India Shows Disinterest in Getting Back its Precious Artifacts Worth $100 Million: U.S.


BANGALORE: India is well known all over the world for its rich arts and cultural history. Today, many Indian precious artifacts are scattered all over the world. But it is unfortunate to know that the concern authority is not doing enough to get it back to the country.

Most recently, in the case of Subhash Kapoor, who allegedly selling stolen Indian artifacts to museums around the world, seems to bring a new twist to the tale. Despite the U.S. government’s continuous efforts to give back $100 million worth of stolen art back to India, the host nation seems to ignore it, reports Deepak Chitnis of The American Bazaar.

According to a report by Dr. Kirit Mankodi, archaeologist and activist, the U.S. Immigration and Customs Enforcement agency has seized about $100 million worth of stolen artifacts from Kapoor’s Art of the Past business in New York. Most of the seized artifacts seem mostly to have originated from religious places around the Tamil Nadu and Madhya Pradesh.

A stone sculpture of the Buddha, which originated in the Chola era; sculpture of Bharhut Yakshi estimated at $15 million in value; a sandstone sculpture of the Mahakoka—a bird-like goddess—that was reported stolen in July of 2004 are some of the art pieces that are presently in U.S. custody. However, these artifacts are waiting for responses from the concern authority in India to hand it over to the country it belongs.

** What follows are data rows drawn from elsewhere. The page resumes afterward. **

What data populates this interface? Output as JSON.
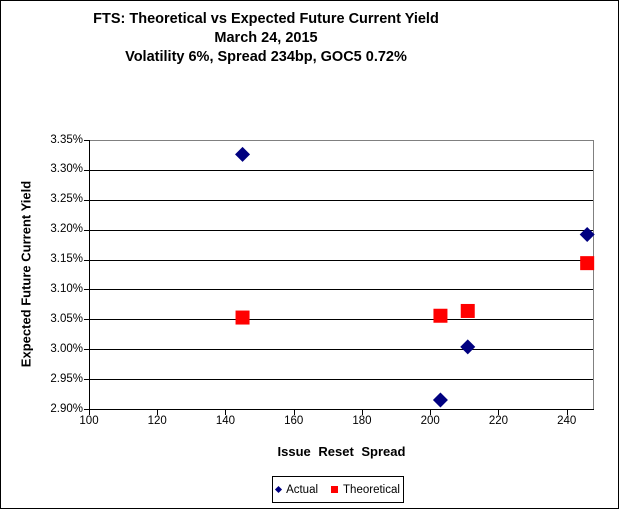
{
  "chart_data": {
    "type": "scatter",
    "title_lines": [
      "FTS: Theoretical vs Expected Future Current Yield",
      "March 24, 2015",
      "Volatility 6%, Spread 234bp, GOC5 0.72%"
    ],
    "xlabel": "Issue Reset Spread",
    "ylabel": "Expected Future Current Yield",
    "xlim": [
      100,
      248
    ],
    "ylim": [
      2.9,
      3.35
    ],
    "grid": "horizontal",
    "legend_position": "bottom",
    "x_ticks": [
      {
        "v": 100,
        "label": "100"
      },
      {
        "v": 120,
        "label": "120"
      },
      {
        "v": 140,
        "label": "140"
      },
      {
        "v": 160,
        "label": "160"
      },
      {
        "v": 180,
        "label": "180"
      },
      {
        "v": 200,
        "label": "200"
      },
      {
        "v": 220,
        "label": "220"
      },
      {
        "v": 240,
        "label": "240"
      }
    ],
    "y_ticks": [
      {
        "v": 2.9,
        "label": "2.90%"
      },
      {
        "v": 2.95,
        "label": "2.95%"
      },
      {
        "v": 3.0,
        "label": "3.00%"
      },
      {
        "v": 3.05,
        "label": "3.05%"
      },
      {
        "v": 3.1,
        "label": "3.10%"
      },
      {
        "v": 3.15,
        "label": "3.15%"
      },
      {
        "v": 3.2,
        "label": "3.20%"
      },
      {
        "v": 3.25,
        "label": "3.25%"
      },
      {
        "v": 3.3,
        "label": "3.30%"
      },
      {
        "v": 3.35,
        "label": "3.35%"
      }
    ],
    "series": [
      {
        "name": "Actual",
        "marker": "diamond",
        "color": "#000080",
        "points": [
          [
            145,
            3.326
          ],
          [
            203,
            2.915
          ],
          [
            211,
            3.004
          ],
          [
            246,
            3.192
          ]
        ]
      },
      {
        "name": "Theoretical",
        "marker": "square",
        "color": "#FF0000",
        "points": [
          [
            145,
            3.053
          ],
          [
            203,
            3.056
          ],
          [
            211,
            3.064
          ],
          [
            246,
            3.144
          ]
        ]
      }
    ]
  },
  "colors": {
    "gridline": "#000000",
    "axis": "#000000",
    "plot_border": "#808080",
    "background": "#FFFFFF",
    "actual": "#000080",
    "theoretical": "#FF0000"
  }
}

Kelly Fritz Garrow, the Director of Communications at the Toledo Museum of Art said, “We have had no contact from the Indian side,” reports AB. “We wrote to the Indian Consulate in New York on July 13 of last year, when we first found out that there may be an issue, but we received no response to that. We wrote another letter recently [to the Embassy], when we put out the information about the items we bought from Kapoor, but once the U.S. government got involved with us, we’ve worked directly with them. We hoped to work directly with the Indian government, but that didn’t happen, so the Justice Department is our primary contact,” Garrow added.